Wartawan Tribunnews.com, Rahmat W Nugraha melaporkan
TRIBUNNEWS.COM, JAKARTA – Pakar hukum tata negara, Biwitri Susanti menyayangkan penerapan aturan izin pengelolaan tambang bagi lembaga keagamaan yang dilakukan Nahdlatul Ulama (NU).
Biwitri mengatakan, sejauh ini Indonesia merupakan negara dengan jumlah konflik pertanian terbanyak.
Diketahui, Presiden Jokowi telah mengalokasikan Wilayah Izin Pertambangan Khusus (WIUPK) kepada umat beragama.
Kebijakan ini mengacu pada Peraturan Pemerintah Nomor 25 Tahun 2024 tentang Perubahan Atas Peraturan Pemerintah Nomor. 96 Tahun 2021 tentang Penyelenggaraan Kegiatan Usaha Pertambangan Mineral dan Batubara (Pertambangan).
“Jadi sangat disayangkan bagi saya NU menerima hal tersebut. Karena hingga saat ini konflik pertanahan paling besar di Indonesia,” kata Biwitri kepada media, Senin (10/6/2024).
Ia prihatin dengan konflik horizontal antarorganisasi keagamaan.

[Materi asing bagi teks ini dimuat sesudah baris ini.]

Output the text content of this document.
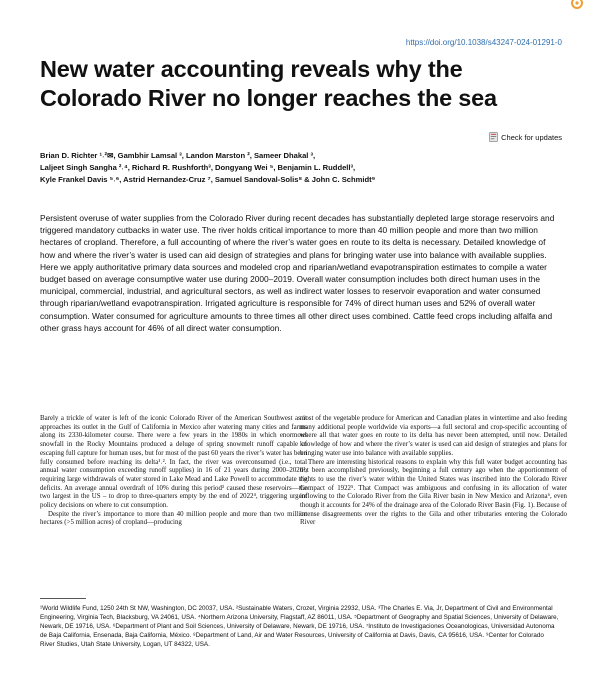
https://doi.org/10.1038/s43247-024-01291-0
New water accounting reveals why the Colorado River no longer reaches the sea
Check for updates
Brian D. Richter ¹˒²✉, Gambhir Lamsal ³, Landon Marston ², Sameer Dhakal ³,
Laljeet Singh Sangha ²˒⁴, Richard R. Rushforth³, Dongyang Wei ⁵, Benjamin L. Ruddell³,
Kyle Frankel Davis ⁵˒⁶, Astrid Hernandez-Cruz ⁷, Samuel Sandoval-Solis⁸ & John C. Schmidt⁹

Persistent overuse of water supplies from the Colorado River during recent decades has substantially depleted large storage reservoirs and triggered mandatory cutbacks in water use. The river holds critical importance to more than 40 million people and more than two million hectares of cropland. Therefore, a full accounting of where the river’s water goes en route to its delta is necessary. Detailed knowledge of how and where the river’s water is used can aid design of strategies and plans for bringing water use into balance with available supplies. Here we apply authoritative primary data sources and modeled crop and riparian/wetland evapotranspiration estimates to compile a water budget based on average consumptive water use during 2000–2019. Overall water consumption includes both direct human uses in the municipal, commercial, industrial, and agricultural sectors, as well as indirect water losses to reservoir evaporation and water consumed through riparian/wetland evapotranspiration. Irrigated agriculture is responsible for 74% of direct human uses and 52% of overall water consumption. Water consumed for agriculture amounts to three times all other direct uses combined. Cattle feed crops including alfalfa and other grass hays account for 46% of all direct water consumption.

Barely a trickle of water is left of the iconic Colorado River of the American Southwest as it approaches its outlet in the Gulf of California in Mexico after watering many cities and farms along its 2330-kilometer course. There were a few years in the 1980s in which enormous snowfall in the Rocky Mountains produced a deluge of spring snowmelt runoff capable of escaping full capture for human uses, but for most of the past 60 years the river’s water has been fully consumed before reaching its delta¹˒². In fact, the river was overconsumed (i.e., total annual water consumption exceeding runoff supplies) in 16 of 21 years during 2000–2020³, requiring large withdrawals of water stored in Lake Mead and Lake Powell to accommodate the deficits. An average annual overdraft of 10% during this period³ caused these reservoirs—the two largest in the US – to drop to three-quarters empty by the end of 2022⁴, triggering urgent policy decisions on where to cut consumption.

Despite the river’s importance to more than 40 million people and more than two million hectares (>5 million acres) of cropland—producing

most of the vegetable produce for American and Canadian plates in wintertime and also feeding many additional people worldwide via exports—a full sectoral and crop-specific accounting of where all that water goes en route to its delta has never been attempted, until now. Detailed knowledge of how and where the river’s water is used can aid design of strategies and plans for bringing water use into balance with available supplies.

There are interesting historical reasons to explain why this full water budget accounting has not been accomplished previously, beginning a full century ago when the apportionment of rights to use the river’s water within the United States was inscribed into the Colorado River Compact of 1922⁵. That Compact was ambiguous and confusing in its allocation of water inflowing to the Colorado River from the Gila River basin in New Mexico and Arizona⁶, even though it accounts for 24% of the drainage area of the Colorado River Basin (Fig. 1). Because of intense disagreements over the rights to the Gila and other tributaries entering the Colorado River

¹World Wildlife Fund, 1250 24th St NW, Washington, DC 20037, USA. ²Sustainable Waters, Crozet, Virginia 22932, USA. ³The Charles E. Via, Jr, Department of Civil and Environmental Engineering, Virginia Tech, Blacksburg, VA 24061, USA. ⁴Northern Arizona University, Flagstaff, AZ 86011, USA. ⁵Department of Geography and Spatial Sciences, University of Delaware, Newark, DE 19716, USA. ⁶Department of Plant and Soil Sciences, University of Delaware, Newark, DE 19716, USA. ⁷Instituto de Investigaciones Oceanologicas, Universidad Autonoma de Baja California, Ensenada, Baja California, México. ⁸Department of Land, Air and Water Resources, University of California at Davis, Davis, CA 95616, USA. ⁹Center for Colorado River Studies, Utah State University, Logan, UT 84322, USA.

“Jadi saya membayangkan mungkin ada konflik horizontal antara ormas NU dengan ormas lain. Mungkin salah satu (ingin mengambil alih pengelolaan tambang) dengan kelompok masyarakat yang menjaga sumber daya alamnya. .
Bivitri mengapresiasi organisasi keagamaan yang menolak izin pengelolaan pertambangan.
“Jadi saya senang sekali ada organisasi (keagamaan) besar yang menolak keras dan saya sangat menyayangkan NU menerimanya dengan cukup wajar,” tegasnya.
Sebelumnya, Ketua Umum PBNU KH Yahya Cholil Stakf mengaku pihaknya mengusulkan pengelolaan tambang ke pemerintah.
Permohonan tersebut mengikuti kebijakan baru pemerintah yang memperbolehkan organisasi masyarakat mengelola tambang.
“Jadi sebenarnya kami ajukan setelah pemerintah mengeluarkan perubahan PP Nomor 96 Tahun 2021 yang memperbolehkan ormas keagamaan mendapat izin pertambangan, kami pun mengajukan permohonan.”
“Sekarang masih berproses, misalnya untuk peraturan presiden dan lain-lain, nanti kita lihat,” kata Gus Yahya dalam konferensi pers di kantor PBNU, Jln Kramat Raya, Jakarta, Kamis (6/6/2024). ) .
Diakui Gus Yahya, pengelolaan tambang itu diperlukan PBNU untuk membiayai organisasinya.
Menurut Gus Yahya, intervensi ekonomi diperlukan dalam kondisi masyarakat kelas bawah saat ini.
Agar organisasi dibiayai dari pendapatan pengelolaan tambang.
Sementara itu, Pimpinan Pusat (PP) Muhammadiyah menyatakan tidak ingin terburu-buru dengan kebijakan baru pemerintah mengenai izin pertambangan bagi organisasi keagamaan.
Ketua PP Muhammadiyah Kiai Saad Ibrahim mengatakan, pihaknya akan mencermati berbagai kelebihan dan kekurangannya.
Kiai Saad menegaskan, sejauh ini belum ada surat pengakuan atau pemberitahuan resmi dari pemerintah kepada Muhammadiyah terkait Izin Usaha Pertambangan (IUP).
“Secara khusus suratnya mungkin belum sampai. Tapi dalam konteks yang lebih umum, saya baca itu tentang ormas, jadi kemudian Muhammadiyah masuk dalam ormas itu, tapi kita coba perbaiki dulu. Di atas,” kata Saad.